As you may remember, I got two problems with the Display. The first was that some of the modules just died randomly and didn't respond to any signals. The second was that some of the modules have a small offset. Also there were a few modules that would start rotating on command as they should, but won't stop until disconnected from power.

But I can finally say that I have found the root of all the problems and now know how to fix them.

First about the dying modules. I tried swapping the socketed ICs like some people suggested, but they seemed all fine. I continued to disassemble two of the dead modules to check for failures in the PCB or mechanics. Nothing. I just plugged two modules with an offset in the slots and went home.

After being frustrated and not continuing work on it for about 2 weeks, I decided that I need to continue. I started all over again by checking the electrics for broken connections or small cracks, but couldn't find anything that could be the cause of the failure. I checked the motor and mechanics again and found that they were all good. I was astonished by the state the motors were in.

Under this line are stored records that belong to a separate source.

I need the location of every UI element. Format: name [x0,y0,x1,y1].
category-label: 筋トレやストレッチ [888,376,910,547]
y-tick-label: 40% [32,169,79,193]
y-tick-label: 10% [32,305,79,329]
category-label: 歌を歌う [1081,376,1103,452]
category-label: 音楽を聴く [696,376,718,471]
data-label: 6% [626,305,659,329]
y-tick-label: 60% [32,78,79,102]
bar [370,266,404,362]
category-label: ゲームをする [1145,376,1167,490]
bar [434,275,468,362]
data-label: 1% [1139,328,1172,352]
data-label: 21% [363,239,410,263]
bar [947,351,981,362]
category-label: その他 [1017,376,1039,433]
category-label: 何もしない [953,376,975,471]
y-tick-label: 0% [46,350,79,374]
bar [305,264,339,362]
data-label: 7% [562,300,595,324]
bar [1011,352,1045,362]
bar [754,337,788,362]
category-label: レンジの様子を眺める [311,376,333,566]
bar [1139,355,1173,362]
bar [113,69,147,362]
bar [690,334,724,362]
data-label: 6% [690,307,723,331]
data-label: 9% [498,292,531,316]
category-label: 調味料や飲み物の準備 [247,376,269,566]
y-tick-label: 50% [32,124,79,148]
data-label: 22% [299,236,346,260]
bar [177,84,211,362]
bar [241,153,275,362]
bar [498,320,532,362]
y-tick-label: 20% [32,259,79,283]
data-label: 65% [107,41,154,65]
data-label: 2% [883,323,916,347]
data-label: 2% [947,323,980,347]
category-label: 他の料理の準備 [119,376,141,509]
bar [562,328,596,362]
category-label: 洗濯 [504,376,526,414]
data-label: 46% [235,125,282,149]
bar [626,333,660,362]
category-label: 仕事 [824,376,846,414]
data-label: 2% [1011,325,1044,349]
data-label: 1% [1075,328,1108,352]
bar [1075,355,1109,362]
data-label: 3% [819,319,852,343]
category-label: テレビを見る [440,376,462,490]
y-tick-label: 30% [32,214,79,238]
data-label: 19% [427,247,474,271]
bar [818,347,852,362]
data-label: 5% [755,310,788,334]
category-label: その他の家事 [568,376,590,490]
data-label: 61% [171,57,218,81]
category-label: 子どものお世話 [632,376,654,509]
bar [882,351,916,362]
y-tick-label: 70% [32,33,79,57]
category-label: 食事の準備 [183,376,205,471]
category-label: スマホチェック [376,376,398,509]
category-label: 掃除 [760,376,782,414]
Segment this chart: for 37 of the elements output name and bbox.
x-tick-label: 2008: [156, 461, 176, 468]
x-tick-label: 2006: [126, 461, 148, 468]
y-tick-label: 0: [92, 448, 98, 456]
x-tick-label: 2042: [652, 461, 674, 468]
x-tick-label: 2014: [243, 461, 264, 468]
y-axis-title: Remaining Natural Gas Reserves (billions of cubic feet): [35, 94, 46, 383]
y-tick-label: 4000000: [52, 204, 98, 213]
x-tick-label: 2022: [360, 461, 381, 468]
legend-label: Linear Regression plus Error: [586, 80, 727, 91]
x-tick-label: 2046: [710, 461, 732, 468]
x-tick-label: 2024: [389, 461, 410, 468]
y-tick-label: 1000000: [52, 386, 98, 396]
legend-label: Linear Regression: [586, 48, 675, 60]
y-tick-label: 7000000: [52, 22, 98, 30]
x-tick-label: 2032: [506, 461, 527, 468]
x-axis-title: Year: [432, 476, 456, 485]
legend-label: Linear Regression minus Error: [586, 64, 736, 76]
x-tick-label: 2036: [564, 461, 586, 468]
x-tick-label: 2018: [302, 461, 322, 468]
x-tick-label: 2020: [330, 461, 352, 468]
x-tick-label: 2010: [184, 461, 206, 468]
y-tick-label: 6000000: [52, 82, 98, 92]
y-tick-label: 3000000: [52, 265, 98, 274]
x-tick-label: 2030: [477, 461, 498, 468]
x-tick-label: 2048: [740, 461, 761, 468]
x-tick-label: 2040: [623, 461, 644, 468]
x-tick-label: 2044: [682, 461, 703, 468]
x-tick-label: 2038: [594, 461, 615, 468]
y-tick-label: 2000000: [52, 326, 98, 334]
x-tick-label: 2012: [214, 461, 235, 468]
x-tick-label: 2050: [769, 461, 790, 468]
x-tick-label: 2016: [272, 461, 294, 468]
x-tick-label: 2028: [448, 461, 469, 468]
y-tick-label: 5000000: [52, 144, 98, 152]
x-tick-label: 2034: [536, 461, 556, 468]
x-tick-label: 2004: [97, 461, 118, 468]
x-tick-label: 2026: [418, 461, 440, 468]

If I didn't knew that they were probably over 20 years old, I would have thought that they were fresh from the store (except from the bit of dust one had accumulated over time). That's when I found the first problem. The optical sensors inside were a bit dirty. Although this can't be the cause of the modules dying or having an offset, it could be the cause of some modules not stopping as the controller can't notice the movements of the motor.

But I still didn't know why they stopped working. After a few more hours of searching for problems I decided I got enough for that day and went home, leaving two more of the defect modules on top of the box they are in with the two slots left empty.

Two days later, when I wanted to continue, I came in to someone running a script that displayed random messages every 2 minutes. Also someone had put the modules back in the slots, and one of them was running like a charm. That was the moment it dawned to me that I had searched the problem at the wrong place. Some tests later I knew that the problem were the soldered connections at the back of the address-modules. They were just not connected well enough and had loosened when putting it all in the box. So always remember to make your cables a bit longer than they need to be, so they don't get strangled when moving things around.

Now one was fixed, but the other module still gave no sign of life, even though the connections were good on this one. Interestingly it worked when put in another slot, and other modules in this slot didn't want to work either. After not being able to find any problem with the address-module, I put everything back together and started brainstorming with some other people what the problem might be.

That was the moment the second "miracle" happened this day. Since the display was powered and online during the whole process, the script was pushing new messages all the time. While brainstorming, this script did send an extra long message to the display, and suddenly the module in question DID MOVE! It was showing a ".", which wasn't what it should show, but what was showing 8 modules further down the display. I gave the later one a few commands, and interestingly both modules rotated and showed the same characters. I checked the 8 digit PCB switches, and the addresses were all correct. It concluded that the Shift-Register had failed, and was somehow always reading a high value at the 4th input pin which set the 0x08 bit of the address.

So all the dead modules were fixed (or at least I know how they can be fixed, since I need to buy real connectors at some point and remove my soldering work), time to look after the modules with the offset.

The problem here is how the controller determines the position of the rotor. It uses two optical sensors, that get triggered by a fin at the gears. one of this fins sits directly at the motor and counts the steps the motor makes. The second is at the gear in the back of the module which rotates in the same speed as the rotor in the front. So the system actually checks the position by rotating until the sensor in the back is triggered and from then on counts the steps the motor makes.

But since there are two other gears between the gear with the pin and the gear connected to the rotor, it is not possible to define the position by only triggering the sensor. The controller needs to know the offset between the two gears. There is a calibration routine, but my information about the system aren't sufficient to calibrate them the normal way. But I know that there is an I2C EEPROM on the board and that it's the only non-volatile memory in the system. So at the moment I'm trying to dump the EEPROM from a few of the boards, compare them to one another to identify the calibration data and change them until I get rid of the offset.

So in the end I now know for sure that except of one Shift-Register there is no hardware fault in the system (And the Shift Register still works when set to a specific address). And also I know that I will need to do a lot of work in recalibrating the modules.

But if there is one lesson to be learned here, it is to always make some cable reliefs.